Nie tylko czyste powietrze
- Po raz pierwszy zbudowaliśmy obiekt z kontenerów. Pojawiła się krytyka, że to zły pomysł, zwłaszcza w sąsiedztwie lasu – dodawał Paweł Wysocki z ZGM. – Tymczasem zespół estetycznych kontenerów pozwolił na swobodny wybór zestawu pomieszczeń, w tym sanitariatów. Obiekt ocieplono, jest pięć razy tańszy niż murowany.

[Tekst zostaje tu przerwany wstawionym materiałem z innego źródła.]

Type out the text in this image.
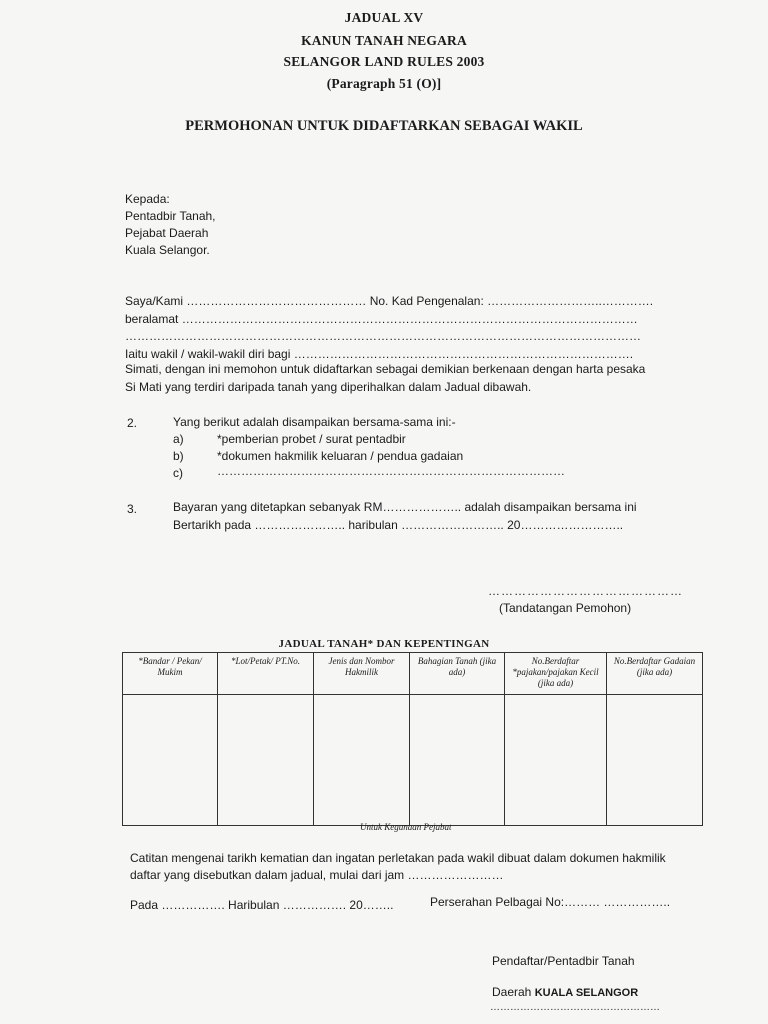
JADUAL XV
KANUN TANAH NEGARA
SELANGOR LAND RULES 2003
(Paragraph 51 (O)]
PERMOHONAN UNTUK DIDAFTARKAN SEBAGAI WAKIL
Kepada:
Pentadbir Tanah,
Pejabat Daerah
Kuala Selangor.
Saya/Kami ……………………………………… No. Kad Pengenalan: ………………………..………….
beralamat ……………………………………………………………………………………………………
…………………………………………………………………………………………………………………
Iaitu wakil / wakil-wakil diri bagi ………………………………………………………………………….
Simati, dengan ini memohon untuk didaftarkan sebagai demikian berkenaan dengan harta pesaka
Si Mati yang terdiri daripada tanah yang diperihalkan dalam Jadual dibawah.
2.	Yang berikut adalah disampaikan bersama-sama ini:-
a)	*pemberian probet / surat pentadbir
b)	*dokumen hakmilik keluaran / pendua gadaian
c)	……………………………………………………………………………
3.	Bayaran yang ditetapkan sebanyak RM……………….. adalah disampaikan bersama ini
Bertarikh pada ………………….. haribulan …………………….. 20……………………..
………………………………………
(Tandatangan Pemohon)
JADUAL TANAH* DAN KEPENTINGAN
*Bandar / Pekan/ Mukim	*Lot/Petak/ PT.No.	Jenis dan Nombor Hakmilik	Bahagian Tanah (jika ada)	No.Berdaftar *pajakan/pajakan Kecil (jika ada)	No.Berdaftar Gadaian (jika ada)

Untuk Kegunaan Pejabat
Catitan mengenai tarikh kematian dan ingatan perletakan pada wakil dibuat dalam dokumen hakmilik
daftar yang disebutkan dalam jadual, mulai dari jam ……………………
Pada ……………. Haribulan ……………. 20……..	Perserahan Pelbagai No:……… ……………..
Pendaftar/Pentadbir Tanah
Daerah KUALA SELANGOR
……………………………………………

Piotr Barczak, członek rady nadzorczej Wojewódzkiego Funduszu Ochrony Środowiska i Gospodarki Wodnej: - Ważne jest dla nas nie tylko czyste powietrze, ale i edukacja ekologiczna. Ptasi Azyl pozwoli na spotkania z przyrodą całych rodzin, przedszkolaków, uczniów i seniorów.
Z powstanie obiektu zadowolony jest też Rafał Ozimiński, z Nadleśnictwa Zielona Góra. – Doskonałą opiekę znajdą tu chore ptaki z całego terenu nadleśnictwa – mówił nadleśniczy.